Assisté par Yves Angelo à la lumière (chef opérateur de Malabar Princess ou de La Jeune Fille et
les loups), Marc Dugain semble plus maladroit quand il s’agit de cinéma. La mise en scène est
des plus sobres, sans se faire remarquer, elle reste propre. Pourquoi pas, le calme n’étant pas
l’ennui. Ce qui est plus dommageable est l’uniformité de l’atmosphère : en redondance
systématique avec le sujet, les tons blafards et verdâtres de l’image n’apporte rien d’autre
qu’une redite obtuse, rappelant à chaque instant l’intention trop ostensible du cinéaste. Installer
une ambiance n’est pas qu’une question de spectre chromatique, d’autant plus quand il est
abusivement évident. Construit selon le modèle du film de Guédiguian sur Mitterrand|critique du
film Le Promeneur du Champ-de-Mars (un régnant en fin de vie fait appel à un(e) ingénu(e) pour le
soutenir dans son crépuscule), Une exécution ordinaire aurait sans doute gagné à s’inspirer de
son attrait perpétuel pour les face à faces, les confrontations directes entre le maître et
l’élève/esclave.

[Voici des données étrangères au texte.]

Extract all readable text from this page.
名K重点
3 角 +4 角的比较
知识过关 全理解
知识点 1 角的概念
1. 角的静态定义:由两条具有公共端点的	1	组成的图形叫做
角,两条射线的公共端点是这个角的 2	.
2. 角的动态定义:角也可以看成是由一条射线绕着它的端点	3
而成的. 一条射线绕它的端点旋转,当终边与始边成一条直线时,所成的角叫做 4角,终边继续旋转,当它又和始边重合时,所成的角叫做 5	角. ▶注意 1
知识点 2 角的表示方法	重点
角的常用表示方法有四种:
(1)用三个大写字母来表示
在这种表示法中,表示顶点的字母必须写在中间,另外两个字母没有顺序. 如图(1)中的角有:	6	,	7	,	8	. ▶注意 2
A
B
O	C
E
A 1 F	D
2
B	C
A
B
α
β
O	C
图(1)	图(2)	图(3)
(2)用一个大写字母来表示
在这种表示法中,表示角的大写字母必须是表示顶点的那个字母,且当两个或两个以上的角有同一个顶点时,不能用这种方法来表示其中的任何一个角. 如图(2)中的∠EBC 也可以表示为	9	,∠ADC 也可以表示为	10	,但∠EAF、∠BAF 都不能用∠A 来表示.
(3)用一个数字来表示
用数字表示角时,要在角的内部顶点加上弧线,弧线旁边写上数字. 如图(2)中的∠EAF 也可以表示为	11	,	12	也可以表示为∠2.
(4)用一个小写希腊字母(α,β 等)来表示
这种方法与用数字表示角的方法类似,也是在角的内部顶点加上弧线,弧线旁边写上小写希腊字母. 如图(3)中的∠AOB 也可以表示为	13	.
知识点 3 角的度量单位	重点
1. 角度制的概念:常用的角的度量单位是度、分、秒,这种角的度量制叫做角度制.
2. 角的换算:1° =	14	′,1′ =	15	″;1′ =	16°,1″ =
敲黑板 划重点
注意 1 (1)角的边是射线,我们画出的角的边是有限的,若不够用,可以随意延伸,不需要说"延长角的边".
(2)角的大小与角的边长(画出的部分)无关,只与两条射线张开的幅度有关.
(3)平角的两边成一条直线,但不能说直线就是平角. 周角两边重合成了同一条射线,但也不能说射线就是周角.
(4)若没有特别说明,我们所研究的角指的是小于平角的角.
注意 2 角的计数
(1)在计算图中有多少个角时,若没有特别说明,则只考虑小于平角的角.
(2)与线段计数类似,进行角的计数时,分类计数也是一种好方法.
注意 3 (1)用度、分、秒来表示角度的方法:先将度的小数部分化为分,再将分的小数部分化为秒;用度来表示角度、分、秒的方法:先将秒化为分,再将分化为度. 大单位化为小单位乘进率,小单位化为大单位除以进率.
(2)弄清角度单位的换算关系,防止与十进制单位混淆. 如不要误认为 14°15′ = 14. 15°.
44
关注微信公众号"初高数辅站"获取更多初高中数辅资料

Plutôt que de s’empêtrer dans des effets de lumière fatigants, la dernière
séquence faisant office de maître étalon du genre. Malgré cet irritant défaut, le film de Marc Dugain
est suffisamment robuste dans l’écriture pour nous donner envie qu’il s’attelle à l’adaptation du
deuxième tome de son ouvrage, celui-ci concernant la Russie Unie de Vladimir Poutine. Tout un
programme à ne pas décliner trop lumineusement.